For the most part the Declaration of Independence does not complain about violations of individual human rights, but concentrates on what it claims has been a systematic attempt on the part of the government in England to violate the rights and privileges of colonial representative assemblies.

The founding fathers believed these assemblies that represented the leading citizens and property owners in the various colonies were the sole bulwark against monarchical tyranny on the one hand, and democratic anarchy on the other. They claimed that the king and his colonial governors have repeatedly refused to put into operation laws passed by these assemblies.

•He has refused his assent to laws, the most wholesome and necessary for the public good.

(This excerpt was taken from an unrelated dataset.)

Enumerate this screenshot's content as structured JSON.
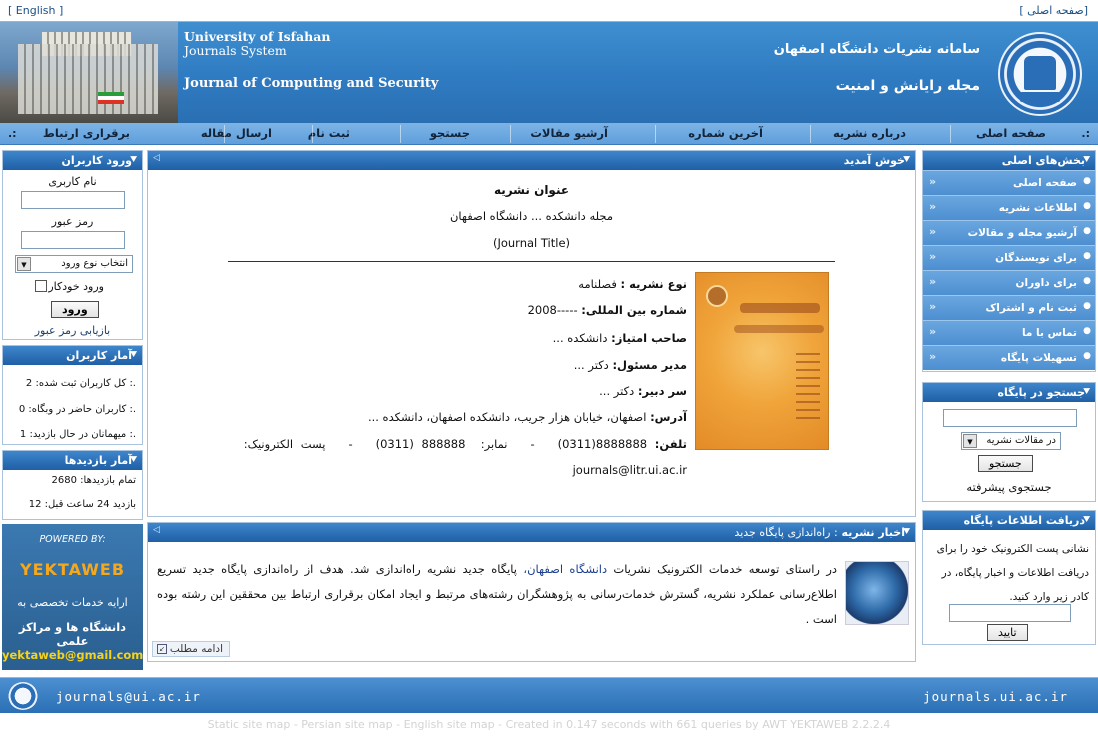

•He has forbidden his governors to pass laws of immediate and pressing importance, unless suspended in their operations till his assent should be obtained;

•He has refused to pass other laws for the accommodation of large districts of people, unless those people would relinquish the right of representation in the legislature,…

•He has called together legislative bodies at places unusual, uncomfortable, and distant from the depository of their public records for the sole purpose of fatiguing them into compliance with his measures.

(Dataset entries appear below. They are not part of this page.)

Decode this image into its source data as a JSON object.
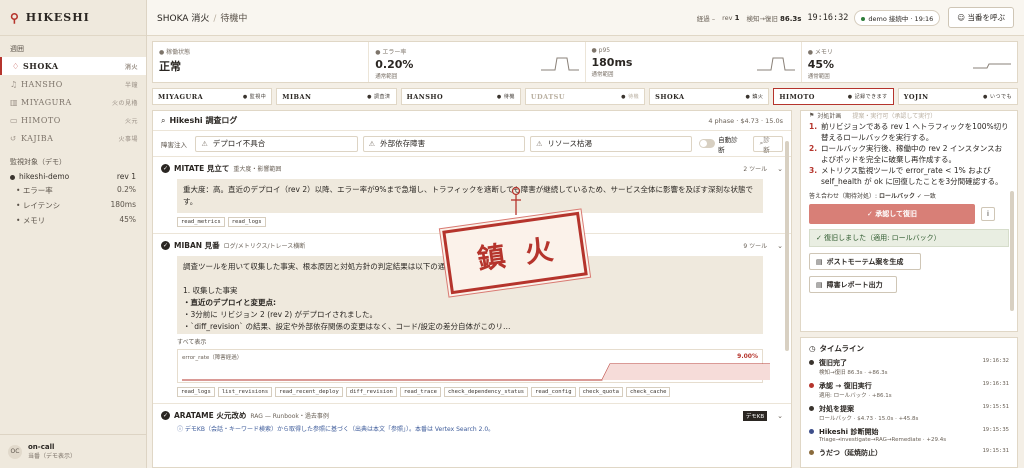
{
  "brand": {
    "name": "HIKESHI"
  },
  "sidebar": {
    "section_label": "週囲",
    "items": [
      {
        "name": "SHOKA",
        "tag": "消火"
      },
      {
        "name": "HANSHO",
        "tag": "半鐘"
      },
      {
        "name": "MIYAGURA",
        "tag": "火の見櫓"
      },
      {
        "name": "HIMOTO",
        "tag": "火元"
      },
      {
        "name": "KAJIBA",
        "tag": "火事場"
      }
    ],
    "monitor_label": "監視対象（デモ）",
    "monitor": {
      "name": "hikeshi-demo",
      "value": "rev 1"
    },
    "monitor_sub": [
      {
        "name": "エラー率",
        "value": "0.2%"
      },
      {
        "name": "レイテンシ",
        "value": "180ms"
      },
      {
        "name": "メモリ",
        "value": "45%"
      }
    ],
    "footer": {
      "avatar": "OC",
      "title": "on-call",
      "sub": "当番（デモ表示）"
    }
  },
  "topbar": {
    "crumb1": "SHOKA 消火",
    "sep": "/",
    "crumb2": "待機中",
    "elapsed_label": "経過 –",
    "rev_label": "rev",
    "rev": "1",
    "restore_label": "検知→復旧",
    "restore": "86.3s",
    "clock": "19:16:32",
    "pill": "demo 接続中 · 19:16",
    "call_btn": "当番を呼ぶ"
  },
  "metrics": [
    {
      "label": "稼働状態",
      "value": "正常",
      "sub": ""
    },
    {
      "label": "エラー率",
      "value": "0.20%",
      "sub": "通常範囲"
    },
    {
      "label": "p95",
      "value": "180ms",
      "sub": "通常範囲"
    },
    {
      "label": "メモリ",
      "value": "45%",
      "sub": "通常範囲"
    }
  ],
  "stations": [
    {
      "name": "MIYAGURA",
      "status": "監視中"
    },
    {
      "name": "MIBAN",
      "status": "調査済"
    },
    {
      "name": "HANSHO",
      "status": "待機"
    },
    {
      "name": "UDATSU",
      "status": "待機"
    },
    {
      "name": "SHOKA",
      "status": "鎮火"
    },
    {
      "name": "HIMOTO",
      "status": "記録できます"
    },
    {
      "name": "YOJIN",
      "status": "いつでも"
    }
  ],
  "log": {
    "title": "Hikeshi 調査ログ",
    "meta": "4 phase · $4.73 · 15.0s",
    "inject_label": "障害注入",
    "inject": [
      "デプロイ不具合",
      "外部依存障害",
      "リソース枯渇"
    ],
    "auto": "自動診断",
    "diag": "診断",
    "phases": [
      {
        "name": "MITATE 見立て",
        "desc": "重大度・影響範囲",
        "tools": "2 ツール",
        "text": "重大度：高。直近のデプロイ（rev 2）以降、エラー率が9%まで急増し、トラフィックを遮断しても障害が継続しているため、サービス全体に影響を及ぼす深刻な状態です。",
        "chips": [
          "read_metrics",
          "read_logs"
        ]
      },
      {
        "name": "MIBAN 見番",
        "desc": "ログ/メトリクス/トレース横断",
        "tools": "9 ツール",
        "lines": [
          "調査ツールを用いて収集した事実、根本原因と対処方針の判定結果は以下の通りです。",
          "",
          "1. 収集した事実",
          "・直近のデプロイと変更点:",
          "・3分前に リビジョン 2 (rev 2) がデプロイされました。",
          "・`diff_revision` の結果、設定や外部依存関係の変更はなく、コード/設定の差分自体がこのリ…"
        ],
        "showall": "すべて表示",
        "chart_label": "error_rate（障害経過）",
        "chart_value": "9.00%",
        "chips": [
          "read_logs",
          "list_revisions",
          "read_recent_deploy",
          "diff_revision",
          "read_trace",
          "check_dependency_status",
          "read_config",
          "check_quota",
          "check_cache"
        ]
      },
      {
        "name": "ARATAME 火元改め",
        "desc": "RAG — Runbook・過去事例",
        "badge": "デモKB",
        "note": "デモKB（会話・キーワード検索）から取得した参照に基づく（出典は本文「参照」）。本番は Vertex Search 2.0。"
      }
    ]
  },
  "stamp": {
    "c1": "鎮",
    "c2": "火"
  },
  "plan": {
    "header": "対処計画",
    "header_dim": "提案・実行可（承認して実行）",
    "steps": [
      "前リビジョンである rev 1 へトラフィックを100%切り替えるロールバックを実行する。",
      "ロールバック実行後、稼働中の rev 2 インスタンスおよびポッドを完全に破棄し再作成する。",
      "メトリクス監視ツールで error_rate < 1% および self_health が ok に回復したことを3分間確認する。"
    ],
    "match_label": "答え合わせ（期待対処）:",
    "match_value": "ロールバック",
    "match_ok": "✓ 一致",
    "approve": "✓ 承認して復旧",
    "info": "i",
    "restored": "✓ 復旧しました（適用: ロールバック）",
    "btn_post": "ポストモーテム案を生成",
    "btn_report": "障害レポート出力"
  },
  "timeline": {
    "title": "タイムライン",
    "items": [
      {
        "t": "復旧完了",
        "s": "検知→復旧 86.3s · +86.3s",
        "time": "19:16:32",
        "c": "#3a342e"
      },
      {
        "t": "承認 → 復旧実行",
        "s": "適用: ロールバック · +86.1s",
        "time": "19:16:31",
        "c": "#b5342c"
      },
      {
        "t": "対処を提案",
        "s": "ロールバック · $4.73 · 15.0s · +45.8s",
        "time": "19:15:51",
        "c": "#3a342e"
      },
      {
        "t": "Hikeshi 診断開始",
        "s": "Triage→investigate→RAG→Remediate · +29.4s",
        "time": "19:15:35",
        "c": "#3d4e8a"
      },
      {
        "t": "うだつ（延焼防止）",
        "s": "",
        "time": "19:15:31",
        "c": "#8a6b3d"
      }
    ]
  },
  "colors": {
    "accent": "#b5342c",
    "bg": "#f4efe6"
  }
}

In some cases the English government has even gone so far as to dissolve some of these representative assemblies and leave particular colonies without any form of self-government. The legal system, military defense, and tax collection have been taken out of the hands of the colonial representatives. Here are some examples:

•He has obstructed the administration of justice, by refusing his assent to laws for establishing judiciary powers.

•He has made the judges dependent on his will alone, for the tenure of their offices, and the amount and payment of their salaries.

•He has erected a multitude of new offices, and sent hither swarms of officers to harass our people, and eat out their substance.

•He has kept among us, in times of peace, standing armies, without the consent of our legislatures.

• He has affected to render the military independent of and superior to the civil power.

In the end the Declaration claimed that it came down to a contest between their own local representative assemblies and a faraway legislature that did not represent them. Because they had come to deny the authority of the British Parliament, they never used the word Parliament in the document.

There are elements in the Declaration that might seem offensive to modern ears. Jefferson and others in America opposed the efforts of a reforming British government to permit religious toleration of the large Catholic population in newly conquered Canada. For them Catholicism went hand in hand with despotism. The Declaration also complained about attempts on the part of the British government to prevent colonization of Indian territory. Indeed, it claimed that England was encouraging the native tribes.

Nevertheless, the leaders assembled in Congress insisted on their rights as Englishmen to govern themselves. They wanted government to be as close to home as possible. They would make their own laws, vote their own taxes when necessary, and be responsible for their own legal and military systems. They did not want to be governed by a faraway government that had little concern for their interests or welfare.

It was true that the founders were men of property and status. Washington, Jefferson, Adams, Madison, and Franklin were not common men. Democracy would come later. For the present they wanted to protect their right to self-government. The British government had declared itself “invested with power to legislate for us in all cases whatsoever.” To resist, they were prepared to risk all that they held dear.

•“And for the support of this declaration, with a firm reliance on the protection of Divine Providence, we mutually pledge to each other our lives, our fortunes, and our sacred honor.”

Francis DeStefano, Ph.D., of Fairfield, wrote his doctoral dissertation on Eighteenth century British politics.